I refuse to call a perfume bottle from 2000 "vintage". No way, no how. Yet, in fragonerd jargon, a perfume in its original formula that has since been altered and tweaked is often labeled "vintage" simply to make it clear that one is talking about the real thing. In any case, this review is based on my old bottle of Givenchy Hot Couture in EDP concentration from the year it was released.
In her review on NST, Jessica identifies Givenchy Hot Couture as a perfume that feels more like a 1980s leftover than a modern perfume looking back on the house of Givenchy and its mid-century elegance. I agree. The opening and much of Hot Couture's development is one shoulder pad away from a big flashy 80s extravaganza. It's a musky fruity perfume with a big warm ambery base, and considering my intense dislike of L'Artisan's Mure et Musc, I was not supposed to enjoy, let alone wear, Givenchy's raspberry mousse cake.
But I do.
There are several moments in Givenchy Hot Couture that catch and keep my attention. The pairing of raspberry and pepper keeps it from going all the way into soft-serve territory and has a little more grownup appeal. It's still sweet and cute and could have gone horribly wrong had Alberto Morillas and Jacques Cavallier chose to go with what later became Givenchy's house rose note (Very Irresistible on all its satanic spawns). The restraint shown in not making Hot Couture a fruity-floral cleared the way to a funky honeyed tobacco core; that's the reason I wear this perfume.

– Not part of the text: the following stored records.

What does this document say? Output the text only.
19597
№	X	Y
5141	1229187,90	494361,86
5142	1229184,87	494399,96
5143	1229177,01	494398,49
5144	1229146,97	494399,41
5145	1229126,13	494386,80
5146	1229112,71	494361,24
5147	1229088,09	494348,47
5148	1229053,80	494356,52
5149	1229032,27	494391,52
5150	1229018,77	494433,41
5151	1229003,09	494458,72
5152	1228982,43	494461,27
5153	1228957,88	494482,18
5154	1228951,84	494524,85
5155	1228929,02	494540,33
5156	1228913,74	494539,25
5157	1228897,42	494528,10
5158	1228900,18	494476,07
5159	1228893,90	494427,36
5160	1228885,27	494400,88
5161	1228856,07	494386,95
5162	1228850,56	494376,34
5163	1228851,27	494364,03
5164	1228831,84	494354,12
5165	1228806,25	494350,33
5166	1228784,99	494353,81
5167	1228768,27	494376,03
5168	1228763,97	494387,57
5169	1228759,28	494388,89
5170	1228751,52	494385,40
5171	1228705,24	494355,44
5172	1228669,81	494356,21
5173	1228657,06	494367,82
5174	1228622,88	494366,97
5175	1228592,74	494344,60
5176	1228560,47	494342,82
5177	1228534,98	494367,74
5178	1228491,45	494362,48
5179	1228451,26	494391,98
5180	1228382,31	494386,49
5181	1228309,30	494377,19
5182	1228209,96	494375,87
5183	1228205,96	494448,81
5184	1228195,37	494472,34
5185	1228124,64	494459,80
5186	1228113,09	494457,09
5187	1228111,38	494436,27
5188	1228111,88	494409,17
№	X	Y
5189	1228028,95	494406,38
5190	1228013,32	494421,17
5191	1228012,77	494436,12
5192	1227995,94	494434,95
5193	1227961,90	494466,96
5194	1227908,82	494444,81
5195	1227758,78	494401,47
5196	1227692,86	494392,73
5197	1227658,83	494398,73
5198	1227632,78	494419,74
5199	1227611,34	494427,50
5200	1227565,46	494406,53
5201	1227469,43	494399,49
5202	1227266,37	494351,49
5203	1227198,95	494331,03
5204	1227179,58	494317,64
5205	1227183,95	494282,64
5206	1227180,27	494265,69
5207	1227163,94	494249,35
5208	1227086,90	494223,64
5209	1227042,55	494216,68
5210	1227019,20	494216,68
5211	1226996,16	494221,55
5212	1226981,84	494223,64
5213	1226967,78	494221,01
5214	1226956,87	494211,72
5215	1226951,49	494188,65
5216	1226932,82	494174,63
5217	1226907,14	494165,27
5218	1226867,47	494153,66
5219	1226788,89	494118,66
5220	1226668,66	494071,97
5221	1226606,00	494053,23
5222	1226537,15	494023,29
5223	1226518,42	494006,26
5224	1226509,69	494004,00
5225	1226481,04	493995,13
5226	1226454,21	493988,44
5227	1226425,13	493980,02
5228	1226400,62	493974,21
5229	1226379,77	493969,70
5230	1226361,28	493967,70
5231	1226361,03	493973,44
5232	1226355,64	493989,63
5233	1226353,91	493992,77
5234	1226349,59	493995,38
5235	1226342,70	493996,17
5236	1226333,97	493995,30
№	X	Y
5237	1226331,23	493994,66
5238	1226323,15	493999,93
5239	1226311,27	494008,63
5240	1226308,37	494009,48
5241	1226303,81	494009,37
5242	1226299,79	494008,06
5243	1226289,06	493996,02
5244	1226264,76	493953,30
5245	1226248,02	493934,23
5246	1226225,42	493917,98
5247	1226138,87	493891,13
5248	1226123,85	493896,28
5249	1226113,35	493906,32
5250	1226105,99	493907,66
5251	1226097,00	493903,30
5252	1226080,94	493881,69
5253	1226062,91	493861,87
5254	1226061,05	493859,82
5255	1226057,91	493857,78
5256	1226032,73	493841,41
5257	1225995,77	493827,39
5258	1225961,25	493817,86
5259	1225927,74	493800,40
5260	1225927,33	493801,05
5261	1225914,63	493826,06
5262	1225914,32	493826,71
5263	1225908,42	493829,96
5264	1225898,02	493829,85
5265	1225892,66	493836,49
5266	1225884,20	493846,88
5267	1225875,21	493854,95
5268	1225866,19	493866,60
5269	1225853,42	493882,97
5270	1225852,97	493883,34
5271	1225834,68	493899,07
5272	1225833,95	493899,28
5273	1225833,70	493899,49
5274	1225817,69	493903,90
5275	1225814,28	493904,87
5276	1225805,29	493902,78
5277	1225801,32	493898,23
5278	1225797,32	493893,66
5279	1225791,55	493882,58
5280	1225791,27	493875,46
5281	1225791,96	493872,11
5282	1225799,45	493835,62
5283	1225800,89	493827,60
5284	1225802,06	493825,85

There's nothing subtle about Givenchy's Hot Couture. It also sufferers from a lack of editing: it's a little all over the place with references to the house's 1950s Audrey Hepburn Heritage (without backing it up in the actual juice), the 1980s aggressiveness, the art deco design of the original bottle and the modern gourmand tendencies. It was meant to attract yummy-lovers and be as sexy as a nice girl dares to be. The fragrance is an easy compliment-getter, something to wear (with caution and restraint) on a first or second date, especially if one wants to smell approachable.
Sometimes girls really just want to have fun.
Notes: orange, bergamot, raspberry, magnolia, vetiver, peppercorn, amber, musk, sandalwood.
The current version of Givenchy Hot Couture is available from Sephora, $88, 3.4oz EDT.
Top photo: Charlotte Rampling in a silk organza ruffled dress by Givenchy, photo by David Bailey, Vogue UK, 1972.
Givenchy Hot Couture perfume ad from an online auction.
That image of Charlotte Rampling is magnificent.
ReplyDeleteAnd though in an entirely different, "girls just wanna have fun" is the perfect note for Hot Couture.
you, my darling, are the first woman that I've ever heard mention this beautiful fragrance...and I love you for it. I thought it was my little secret.
ReplyDeleteThanks for posting that wonderful ad. It is one of the best.
ReplyDeleteI loved this perfume when it was released. Half the way through 100ml bottle. And then suddenly it became too much, I never wanted to wear it any more. Now I wonder if I still have that original bottle somewhere... I don't remember.
ReplyDeleteI really enjoyed reading your post on the original hot couture...loved the "shoulder pad" bit - made me laugh! you have a flair for describing perfume that has me seeking out your other perfume reviews.
ReplyDeleteI wore Hot Couture for about four years - all through high school and into my freshman year of college. Ended up giving my last bottle to a girlfriend; that was around the time I discovered the wide world of Uncle Serge, Le Labo, and Thierry Mugler.
ReplyDeleteI miss it, though - I wonder how different it smells now.